Tuesday, 17 March 2009

It has been a long time, or so it seems, since the last entry, and we have come a long way.
After crossing the Bay of Bengal, which was uneventful, taking four days, we arrived in Port Kelang. This is the main port in Malyasia, and provided access to Kuala Lumpur.
Having survived the Indian ports, this was a revelation. Clean and well organised, it was pleasure to pass through. So well organised that we actually left on our day long excursion ten minutes ahead of time! The drive in took about an hour, but the time seem to fly by. This probably was due to our guide, a Malay-Chinese lady(Christine) with very good english and a real sense of humour. She was joy to be with. On the tours, there is a laid out programme, which the guides are expected to stick to. Somehow, Christine managed to sneak in an extra in the shape a call at the Taoist-Buddist temple. This was modern, having been completed about seven years ago, though it appeared to be much older. Quite spectacular, and when we arrived there was service going on which added to the drama.
In the middle of the city is Independence Square, a large green space with sports pitches. Our call day was Sunday and on the road at the side was a gathering of well personalised cars, and further down a performance trial was going on. We walked from there to our next point of call. Kuala Lumpur is given its name from the junction of two rivers, and though now in channels, they are still there in the middle of the city. After an excellent lunch, we moved on to the Central Market. Very interesting and fascinating, though we did not buy anything( neither of us are small enough!! for the normal range of clothes on offer)
Our last visit was the Kings Palace, he was at home, but did not invite us for tea. Malaysia is made up of 13 states, of which nine have Sultans. One of these is elected king by the other eight.
He holds the post for five years, and then must stand down. He cannot be elected twice.
From Malaysia, we sailed to Singapore, arriving at midday on 16th. Our arrival was greeted by heavy rain, and that was how it stayed until late afternoon, which rather put a damper on things. We took the cable car over to Sentosa, and island just offshore, but the rain rather spoilt it, so we returned to the ship. We the took the underground into the city centre, and made our way to Raffles Hotel. After exploring the building, we found ourselves in the famous Long Bar. Here we both had the world renowned Singapore Sling. For messy eaters, this place is a must. Peanuts still in the shells are provided, and the shells are discarded onto the floor!
Back to the ship again to shower, and we made our way to China Town, and had supper at a table in the middle of a street, buying our food from a couple of street vendors, and our drink from another. It had stopped raining. Afterwards, we strolled round the remainder of the area, and Sue actually bought something, a rather nice, loose, blue skirt.

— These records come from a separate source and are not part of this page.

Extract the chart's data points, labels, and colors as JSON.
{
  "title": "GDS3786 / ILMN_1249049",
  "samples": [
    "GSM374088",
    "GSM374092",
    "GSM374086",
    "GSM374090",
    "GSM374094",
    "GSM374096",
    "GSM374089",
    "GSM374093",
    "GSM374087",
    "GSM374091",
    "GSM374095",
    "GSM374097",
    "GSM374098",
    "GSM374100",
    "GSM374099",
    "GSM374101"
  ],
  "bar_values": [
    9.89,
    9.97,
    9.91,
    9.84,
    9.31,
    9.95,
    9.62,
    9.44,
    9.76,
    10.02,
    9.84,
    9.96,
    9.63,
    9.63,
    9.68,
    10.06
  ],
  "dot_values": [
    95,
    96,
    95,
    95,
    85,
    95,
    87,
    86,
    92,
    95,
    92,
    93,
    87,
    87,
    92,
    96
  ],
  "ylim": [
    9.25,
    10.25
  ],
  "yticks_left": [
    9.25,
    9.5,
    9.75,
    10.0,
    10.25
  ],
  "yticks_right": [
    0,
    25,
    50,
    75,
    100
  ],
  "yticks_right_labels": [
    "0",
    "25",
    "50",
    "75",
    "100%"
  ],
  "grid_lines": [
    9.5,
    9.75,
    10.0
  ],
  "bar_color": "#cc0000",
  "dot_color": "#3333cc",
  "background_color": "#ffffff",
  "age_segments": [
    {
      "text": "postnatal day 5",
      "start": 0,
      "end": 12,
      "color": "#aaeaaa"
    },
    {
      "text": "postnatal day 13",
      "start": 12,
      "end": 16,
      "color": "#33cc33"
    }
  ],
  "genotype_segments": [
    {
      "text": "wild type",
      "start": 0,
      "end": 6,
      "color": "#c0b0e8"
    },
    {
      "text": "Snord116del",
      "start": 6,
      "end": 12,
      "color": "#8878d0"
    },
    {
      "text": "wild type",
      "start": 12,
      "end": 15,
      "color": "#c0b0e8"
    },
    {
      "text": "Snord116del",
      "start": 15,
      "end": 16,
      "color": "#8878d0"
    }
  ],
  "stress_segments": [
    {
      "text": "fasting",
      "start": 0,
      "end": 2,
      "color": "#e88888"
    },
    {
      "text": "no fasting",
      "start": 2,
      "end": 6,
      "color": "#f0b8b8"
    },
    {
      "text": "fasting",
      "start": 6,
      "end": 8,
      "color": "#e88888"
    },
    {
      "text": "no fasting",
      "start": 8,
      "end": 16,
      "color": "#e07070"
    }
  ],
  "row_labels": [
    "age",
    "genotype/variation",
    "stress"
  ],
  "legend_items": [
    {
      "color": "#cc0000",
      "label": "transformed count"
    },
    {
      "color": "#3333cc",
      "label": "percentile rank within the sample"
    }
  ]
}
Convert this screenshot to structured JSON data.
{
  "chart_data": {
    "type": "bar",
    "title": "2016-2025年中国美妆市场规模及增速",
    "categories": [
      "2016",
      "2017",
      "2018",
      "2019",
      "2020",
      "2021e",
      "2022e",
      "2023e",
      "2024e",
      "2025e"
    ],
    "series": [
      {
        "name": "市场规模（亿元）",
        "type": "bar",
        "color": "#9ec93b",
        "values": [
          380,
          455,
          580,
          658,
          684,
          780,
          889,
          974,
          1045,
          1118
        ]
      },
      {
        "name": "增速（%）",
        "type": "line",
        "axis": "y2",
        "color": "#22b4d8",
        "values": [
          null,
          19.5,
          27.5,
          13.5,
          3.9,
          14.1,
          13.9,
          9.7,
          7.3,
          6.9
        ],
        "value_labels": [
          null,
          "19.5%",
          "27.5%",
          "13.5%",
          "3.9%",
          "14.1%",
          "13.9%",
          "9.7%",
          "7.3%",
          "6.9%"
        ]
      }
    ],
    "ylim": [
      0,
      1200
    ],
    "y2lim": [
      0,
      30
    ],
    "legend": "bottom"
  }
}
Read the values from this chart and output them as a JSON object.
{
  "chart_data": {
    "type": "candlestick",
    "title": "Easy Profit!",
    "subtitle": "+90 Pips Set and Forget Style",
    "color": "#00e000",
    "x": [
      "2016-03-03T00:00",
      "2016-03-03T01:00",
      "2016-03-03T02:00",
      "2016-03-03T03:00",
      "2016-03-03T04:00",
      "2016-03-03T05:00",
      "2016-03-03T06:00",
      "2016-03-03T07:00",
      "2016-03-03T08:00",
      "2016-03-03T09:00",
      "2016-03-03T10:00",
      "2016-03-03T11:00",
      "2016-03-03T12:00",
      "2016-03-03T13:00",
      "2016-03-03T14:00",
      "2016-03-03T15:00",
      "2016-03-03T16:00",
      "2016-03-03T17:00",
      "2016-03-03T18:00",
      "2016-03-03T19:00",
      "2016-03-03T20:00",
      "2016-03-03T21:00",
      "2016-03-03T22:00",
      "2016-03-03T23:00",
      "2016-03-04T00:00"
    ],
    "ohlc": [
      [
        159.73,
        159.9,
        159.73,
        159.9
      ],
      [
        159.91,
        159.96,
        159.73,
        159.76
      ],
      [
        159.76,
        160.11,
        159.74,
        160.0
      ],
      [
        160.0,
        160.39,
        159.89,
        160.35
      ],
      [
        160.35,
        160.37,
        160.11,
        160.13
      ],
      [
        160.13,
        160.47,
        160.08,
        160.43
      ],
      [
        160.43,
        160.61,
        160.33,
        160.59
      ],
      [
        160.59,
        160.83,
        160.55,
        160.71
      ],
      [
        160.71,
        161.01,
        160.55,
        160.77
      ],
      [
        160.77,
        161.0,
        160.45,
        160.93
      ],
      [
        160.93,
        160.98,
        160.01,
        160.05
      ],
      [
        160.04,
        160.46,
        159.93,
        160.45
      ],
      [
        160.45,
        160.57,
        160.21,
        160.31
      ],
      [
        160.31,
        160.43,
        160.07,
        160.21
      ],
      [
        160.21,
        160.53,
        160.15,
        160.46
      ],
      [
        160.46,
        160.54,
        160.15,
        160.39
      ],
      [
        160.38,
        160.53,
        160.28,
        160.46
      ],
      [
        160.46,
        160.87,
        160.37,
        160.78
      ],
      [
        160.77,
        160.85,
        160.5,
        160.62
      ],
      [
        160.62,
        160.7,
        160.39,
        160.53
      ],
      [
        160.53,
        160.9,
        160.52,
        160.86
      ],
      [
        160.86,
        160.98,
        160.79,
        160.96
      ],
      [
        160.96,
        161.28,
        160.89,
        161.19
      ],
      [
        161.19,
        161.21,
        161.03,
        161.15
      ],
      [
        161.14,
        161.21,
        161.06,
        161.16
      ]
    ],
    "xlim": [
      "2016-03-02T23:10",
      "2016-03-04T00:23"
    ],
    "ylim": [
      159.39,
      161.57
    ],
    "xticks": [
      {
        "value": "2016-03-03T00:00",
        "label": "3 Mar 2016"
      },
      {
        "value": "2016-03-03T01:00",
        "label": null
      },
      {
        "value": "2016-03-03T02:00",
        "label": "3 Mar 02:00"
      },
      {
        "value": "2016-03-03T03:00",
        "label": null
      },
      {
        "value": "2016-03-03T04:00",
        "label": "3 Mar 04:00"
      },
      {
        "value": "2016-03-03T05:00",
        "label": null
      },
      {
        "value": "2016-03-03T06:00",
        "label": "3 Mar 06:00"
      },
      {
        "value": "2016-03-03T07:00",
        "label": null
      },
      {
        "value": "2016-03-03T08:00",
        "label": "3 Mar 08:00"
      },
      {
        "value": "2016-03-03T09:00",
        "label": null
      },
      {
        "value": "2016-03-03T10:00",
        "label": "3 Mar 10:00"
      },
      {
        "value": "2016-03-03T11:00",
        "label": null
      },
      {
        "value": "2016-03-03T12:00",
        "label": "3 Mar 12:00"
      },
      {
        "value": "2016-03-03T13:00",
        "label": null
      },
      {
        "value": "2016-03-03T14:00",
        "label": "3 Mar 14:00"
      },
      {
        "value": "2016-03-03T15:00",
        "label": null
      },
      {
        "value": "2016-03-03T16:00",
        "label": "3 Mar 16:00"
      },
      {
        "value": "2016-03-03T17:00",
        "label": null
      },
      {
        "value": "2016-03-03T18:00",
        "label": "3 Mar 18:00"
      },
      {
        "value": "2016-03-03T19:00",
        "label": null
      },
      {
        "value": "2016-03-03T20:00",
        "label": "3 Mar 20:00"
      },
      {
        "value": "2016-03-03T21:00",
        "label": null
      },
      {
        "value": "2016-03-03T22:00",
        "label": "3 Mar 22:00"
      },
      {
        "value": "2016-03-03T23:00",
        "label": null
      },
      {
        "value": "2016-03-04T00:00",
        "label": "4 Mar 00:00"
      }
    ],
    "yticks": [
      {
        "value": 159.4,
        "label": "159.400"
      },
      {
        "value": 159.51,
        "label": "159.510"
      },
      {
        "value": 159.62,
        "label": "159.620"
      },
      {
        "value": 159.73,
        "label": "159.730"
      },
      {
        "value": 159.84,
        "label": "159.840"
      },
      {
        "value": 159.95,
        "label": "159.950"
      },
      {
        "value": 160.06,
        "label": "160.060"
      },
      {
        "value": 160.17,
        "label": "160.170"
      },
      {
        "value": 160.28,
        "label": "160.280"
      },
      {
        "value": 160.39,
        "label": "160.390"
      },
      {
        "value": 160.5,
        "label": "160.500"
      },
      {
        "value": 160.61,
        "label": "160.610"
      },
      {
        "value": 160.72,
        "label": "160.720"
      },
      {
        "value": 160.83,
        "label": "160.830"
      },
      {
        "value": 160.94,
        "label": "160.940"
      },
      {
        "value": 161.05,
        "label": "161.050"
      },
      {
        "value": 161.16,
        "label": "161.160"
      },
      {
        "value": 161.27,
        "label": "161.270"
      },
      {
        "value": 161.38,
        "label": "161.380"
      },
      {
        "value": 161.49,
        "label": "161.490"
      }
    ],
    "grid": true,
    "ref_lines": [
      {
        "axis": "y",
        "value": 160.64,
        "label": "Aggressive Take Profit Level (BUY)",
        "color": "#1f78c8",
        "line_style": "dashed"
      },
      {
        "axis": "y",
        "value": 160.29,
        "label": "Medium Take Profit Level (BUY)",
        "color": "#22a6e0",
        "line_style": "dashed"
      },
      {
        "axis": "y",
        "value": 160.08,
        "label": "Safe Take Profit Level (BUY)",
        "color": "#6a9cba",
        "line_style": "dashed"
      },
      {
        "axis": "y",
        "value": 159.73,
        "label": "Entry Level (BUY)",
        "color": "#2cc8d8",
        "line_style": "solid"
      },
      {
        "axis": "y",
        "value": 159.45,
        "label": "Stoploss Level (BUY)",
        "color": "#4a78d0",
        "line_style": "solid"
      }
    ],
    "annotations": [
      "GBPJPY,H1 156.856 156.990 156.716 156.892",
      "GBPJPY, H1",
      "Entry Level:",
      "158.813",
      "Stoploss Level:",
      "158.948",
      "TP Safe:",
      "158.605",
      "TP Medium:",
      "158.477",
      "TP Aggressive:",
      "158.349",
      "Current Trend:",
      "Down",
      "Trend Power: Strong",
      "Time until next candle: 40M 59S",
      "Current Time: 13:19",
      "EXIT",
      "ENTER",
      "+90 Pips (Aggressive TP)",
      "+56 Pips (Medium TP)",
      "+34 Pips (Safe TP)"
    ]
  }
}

Day2 in Sigapore dawned dry, and as we were to discover, very hot. Having had breakfast, we set off for the city, and to Little India, having strolled through its quaint and narrow streets, we walked on to the Arab quarter, This turned out to be very pleasant and attractive part of town. A bit more walking found us at an underground station, and the train took the strain to the main shopping street, Orchard Road. Sue was very happy, as one of the first signs she saw was Marks and Spencers. We had to make a visit, but for the lady readers, this is not a low cost place to shop. Everything was more expensive than Marks in the UK, with some things twice the price. But Orchard Road is not just shopping Malls with air conditioning, it is an experience in itself, and place one can buy just about anything. By now, we were both very hot, sweaty, and a bit frazzled. It was about 3.30pm. We made a decision to return to the ship, shower, change and plan our evening.
Before going on, a bit about the Singapore underground or MRT. All the trains are air condioned, so nice and cool. There are no platforms open to the trains as they are in London. On going to the platform are, one is faced by a long glass wall. The train, which is driverless, comes in, and automatically aligns itself with the doors in the wall, and then both the train and platform doors open together. When they close, they do so with a brief warning, and quickly. There is no opening and closing because someone is trying to hold a door open. They shut hard. On the original two lines, even the staions are air conditioned. The ticketing system is also very different. When you buy a ticket, you pay a refundable deposit. At the end of the journey, you take the ticket to a ticket machine, and get the deposit back. The system is spotlessly clean, and very busy.
Back to our day. After leaving the ship again around 5.30pm, we took the MRT back to the city centre, and had a drink on the 70th floor of the Stamford Hotel, with views overlooking the city.
Another short stroll took us to the Singapore River, and we had singaporean dinner at a table beside the river, watching the small tripper boats leisurely moving up and down. It was quite romantic.
At 11.40pm local time we set sail for our next port of call. This is a change from advertised, and is Chan May, the port for Da Nang. We should have gone into Ho Chi Min City(Saigon) but they are building a new bridge across the river, and we are too big to get underneath the scaffolding.
Both KL and Singapore were great stops. Hot, humid, clean and very interesting.
We would go back to both again, with the emphasis being on Malaysia.